Anna
Anna

Reputation: 571

How to concatenate an optional array to another array in Swift?

I know this sounds ridiculous but I am seriously confused now. Basically I have two vars, one is [Data] and one is Array<Data>?

I need to combine these two. I've tried do var1+var2, which is giving me errors say can't do binary operations on these two.
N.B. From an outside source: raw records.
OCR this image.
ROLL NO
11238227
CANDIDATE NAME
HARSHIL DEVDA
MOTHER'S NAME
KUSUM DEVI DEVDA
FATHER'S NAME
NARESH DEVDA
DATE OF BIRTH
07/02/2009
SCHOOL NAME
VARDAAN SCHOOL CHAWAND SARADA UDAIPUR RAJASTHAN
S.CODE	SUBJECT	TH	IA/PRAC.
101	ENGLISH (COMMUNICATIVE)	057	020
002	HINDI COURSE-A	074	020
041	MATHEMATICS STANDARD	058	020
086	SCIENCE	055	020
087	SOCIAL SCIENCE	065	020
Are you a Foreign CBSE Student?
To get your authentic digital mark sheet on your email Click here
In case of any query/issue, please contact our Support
So I googled, I can use append method, now there comes more questions:

  1. the append method is crossed out in autofill, so I am not sure if I should use it.
  2. Even if I try to use it (while it's being crossed out), it is still giving me errors

Here is the code and errors I get:

var a1:[Data] //a return value from other function
var a2:Array<Data>? //a parameter that's passed in

a1.append(contentsOf:a2) //Cannot use mutating member on immutable value: function call returns immutable value
a1+a2 //Binary operator '+' cannot be applied to operands of type 'Array<Data>' and 'Array<Data>?'

Both arrays can be empty, how can I concatenate these two arrays?

Upvotes: 0

Views: 1215

Answers (3)

Leo Dabus
Leo Dabus

Reputation: 236420

You can also extend RangeReplaceable Collection and implement a custom append method as well as addition and mutating addition operators as follow:

extension RangeReplaceableCollection {
    public mutating func append<S: Sequence>(contentsOf sequence: S?) where Element == S.Element {
        guard let sequence = sequence else { return }
        reserveCapacity(count + sequence.underestimatedCount)
        append(contentsOf: sequence)
    }
}

extension RangeReplaceableCollection {
    public static func += <S: Sequence>(lhs: inout Self, rhs: S?) where Element == S.Element {
        guard let rhs = rhs else { return }
        lhs.reserveCapacity(lhs.count + rhs.underestimatedCount)
        lhs.append(contentsOf: rhs)
    }
}

extension RangeReplaceableCollection {
    public static func + <S: Sequence>(lhs: Self, rhs: S?) -> Self where Element == S.Element {
        guard let rhs = rhs else { return lhs }
        var result = Self()
        result.reserveCapacity(lhs.count + rhs.underestimatedCount)
        result.append(contentsOf: lhs)
        result.append(contentsOf: rhs)
        return result
    }
}

Playground Testing

var a1 = "abc"
let a2: String? = "d"
let a3: String? = nil
let a4: [Character]? = ["e","f"]

a1 + a2 + a3 + a4  // "abcdef"

a1 + a2
print("a1:", a1)
a1 += a2
print("a1:", a1)
a1 + a3
print("a1:", a1)
a1 += a3
print("a1:", a1)
a1 + a4
print("a1:", a1)
a1 += a4
print("a1:", a1)

a1.append(contentsOf: ["e","f","g"])
print("a1:", a1)
a1.append(contentsOf: "hijkl")
print("a1:", a1)

Upvotes: 1

John Montgomery
John Montgomery

Reputation: 7096

Sulthan's answer is the quick solution, but if you do this a lot in your code, you can overload + to handle it for you automatically:

extension Array {
    static func + (lhs: [Element], rhs: [Element]?) -> [Element] {
        return lhs + (rhs ?? [])
    }
}

Upvotes: 1

Sulthan
Sulthan

Reputation: 130122

One of the arrays is optional. You have to handle the possible nil value somehow.

A simple solution using nil-coalescing:

let concatenated = var1 + (var2 ?? [])

or, slightly more complex:

var concatenated = var1

if let var2 = var2 {
   concatenated.append(var2)
}

There are other possible solutions, of course.